Montréal

À l'ère de l'autobus 2.0

Le succès du transport par autobus passe par la modernisation, selon les principales sociétés de transport de la métropole qui sont en train de moderniser leurs flottes de véhicules pour pouvoir les suivre en temps réel et informer leur clientèle de tout retard. Dans le jargon, on appelle cela un Système d’aide à l’exploitation et d’information aux voyageurs (SAEIV).

La plus avancée en cette matière, est la Société de transport de Laval (STL). Depuis les 8,3 M$ investis en 2009, ses 235 autobus sont dits «intelligents». Cela signifie que chacun d’eux est relié par GPS à un centre de contrôle, où des superviseurs suivent ses trajets en direct et au coin de rue près. Si l’un d’eux tombe en panne ou si la rue est bloquée, la réaction est plus rapide. Dans chaque autobus, le chauffeur est avisé par écran s’il est en avance ou en retard afin qu’il ajuste sa vitesse en conséquence. «On a désormais un taux de ponctualité de 92 %, l’un des meilleurs au Canada», se réjouit Pierre Giard, DG de la STL.

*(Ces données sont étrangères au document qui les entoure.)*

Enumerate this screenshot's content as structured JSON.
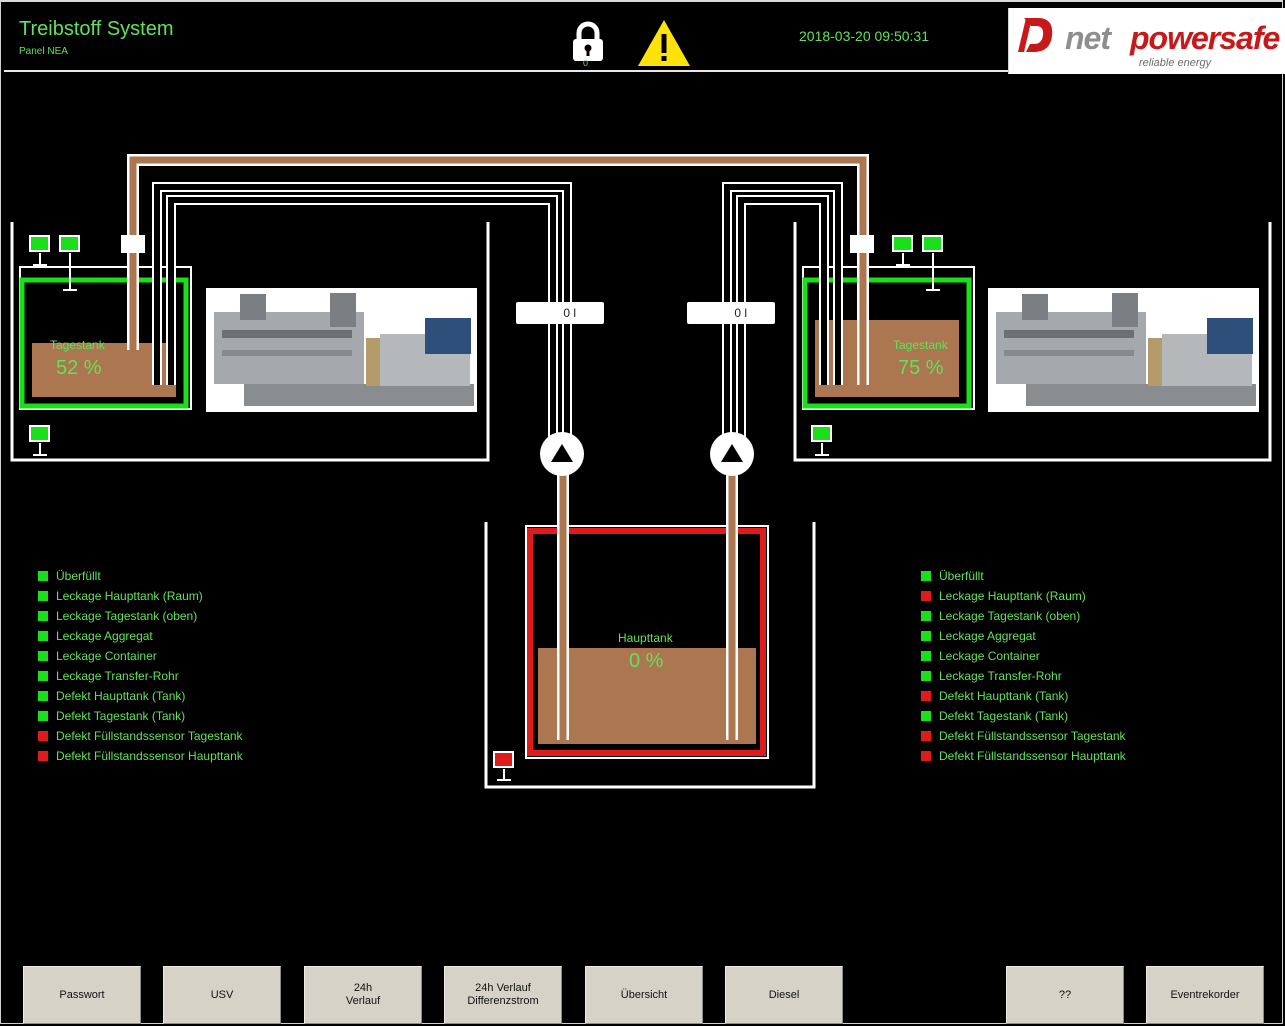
{
  "header": {
    "title": "Treibstoff System",
    "subtitle": "Panel NEA",
    "lock_count": "0",
    "datetime": "2018-03-20  09:50:31",
    "logo_text_1": "net",
    "logo_text_2": "powersafe",
    "logo_tagline": "reliable energy"
  },
  "tanks": {
    "left": {
      "label": "Tagestank",
      "percent_text": "52 %",
      "level": 0.52,
      "status": "ok"
    },
    "right": {
      "label": "Tagestank",
      "percent_text": "75 %",
      "level": 0.75,
      "status": "ok"
    },
    "main": {
      "label": "Haupttank",
      "percent_text": "0 %",
      "status": "alarm"
    }
  },
  "counters": {
    "left": "0 l",
    "right": "0 l"
  },
  "status_lists": {
    "left": [
      {
        "label": "Überfüllt",
        "state": "ok"
      },
      {
        "label": "Leckage Haupttank (Raum)",
        "state": "ok"
      },
      {
        "label": "Leckage Tagestank (oben)",
        "state": "ok"
      },
      {
        "label": "Leckage Aggregat",
        "state": "ok"
      },
      {
        "label": "Leckage Container",
        "state": "ok"
      },
      {
        "label": "Leckage Transfer-Rohr",
        "state": "ok"
      },
      {
        "label": "Defekt Haupttank (Tank)",
        "state": "ok"
      },
      {
        "label": "Defekt Tagestank (Tank)",
        "state": "ok"
      },
      {
        "label": "Defekt Füllstandssensor Tagestank",
        "state": "alarm"
      },
      {
        "label": "Defekt Füllstandssensor Haupttank",
        "state": "alarm"
      }
    ],
    "right": [
      {
        "label": "Überfüllt",
        "state": "ok"
      },
      {
        "label": "Leckage Haupttank (Raum)",
        "state": "alarm"
      },
      {
        "label": "Leckage Tagestank (oben)",
        "state": "ok"
      },
      {
        "label": "Leckage Aggregat",
        "state": "ok"
      },
      {
        "label": "Leckage Container",
        "state": "ok"
      },
      {
        "label": "Leckage Transfer-Rohr",
        "state": "ok"
      },
      {
        "label": "Defekt Haupttank (Tank)",
        "state": "alarm"
      },
      {
        "label": "Defekt Tagestank (Tank)",
        "state": "ok"
      },
      {
        "label": "Defekt Füllstandssensor Tagestank",
        "state": "alarm"
      },
      {
        "label": "Defekt Füllstandssensor Haupttank",
        "state": "alarm"
      }
    ]
  },
  "buttons": [
    {
      "label": "Passwort"
    },
    {
      "label": "USV"
    },
    {
      "label": "24h\nVerlauf"
    },
    {
      "label": "24h Verlauf\nDifferenzstrom"
    },
    {
      "label": "Übersicht"
    },
    {
      "label": "Diesel"
    },
    {
      "label": "??"
    },
    {
      "label": "Eventrekorder"
    }
  ],
  "colors": {
    "ok": "#19e019",
    "alarm": "#e01b1b",
    "fuel": "#ac7650",
    "text": "#61e25a"
  }
}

Grâce au système, chaque autobus envoie un signal à une société californienne qui le réachemine à une centaine d’afficheurs placés aux arrêts de bus stratégiques. On y indique le temps réel d’attente avant les deux prochains passages. «Ça évite les émotions négatives qui sont liées au fait de ne pas savoir combien de temps il faudra attendre», ajoute M. Giard.
La même information peut être diffusée sur le site internet (STL Synchro) ou sur iPhone. Par ailleurs, il y a un autre frein à l’utilisation de l’autobus : les véhicules sont souvent pleins à craquer. Pour tenter de remédier à ce problème, la STL a installé des compteurs automatiques de passager dans chaque véhicule. Elle peut désormais savoir sur quelles lignes il faut augmenter la cadence. 

Côté syndical, on ne croit pas que ce «remède» suffira. «Il y a un problème de retards à la STL, car la planification est mal faite, les chauffeurs n’ont pas assez de temps pour effectuer leurs circuits, clame Richard Ouimet, président du syndicat des chauffeurs. Si c’est pour annoncer régulièrement des retards aux usagers, je ne crois pas que ce système soit pertinent.»

La STM veut aussi prendre le virage
D’ici 2015, la STM aura un système similaire pour ses 1 800 autobus. Toutefois, l’emprunt de 180 M$ nécessaire à la réalisation du projet a été retardé, car les élus du conseil d’agglomération veulent plus de détails. Ils se demandent notamment pourquoi il en coûterait 100 000 $ par autobus à Montréal contre 35 000 $ par autobus à Laval.

Pour expliquer cette différence, Pierre Dauphinais, directeur exécutif de la Gestion des projets majeurs à la STM, avance plusieurs raisons. En plus d’opter pour un système de communication plus cher, mais mieux adapté à la taille du réseau montréalais, la STM aura un système automatisé de régulation du trafic. On pourra synchroniser les feux de circulation pour qu’ils passent au vert plus rapidement si l’autobus est en retard. La STM a aussi prévu 25 % de marge  pour faire face aux aléas. «Il faut aussi comprendre qu’il s’agit d’un coût total qui comprend la formation des chauffeurs, et que d’ici cinq ans les prix auront augmenté», ajoute M. Dauphinais.

Contrairement à la STL, la STM ne scindera pas le contrat entre plusieurs fournisseurs. «C’était plus risqué techniquement, mais en termes de coût, on a été gagnants», confie le DG de la STL.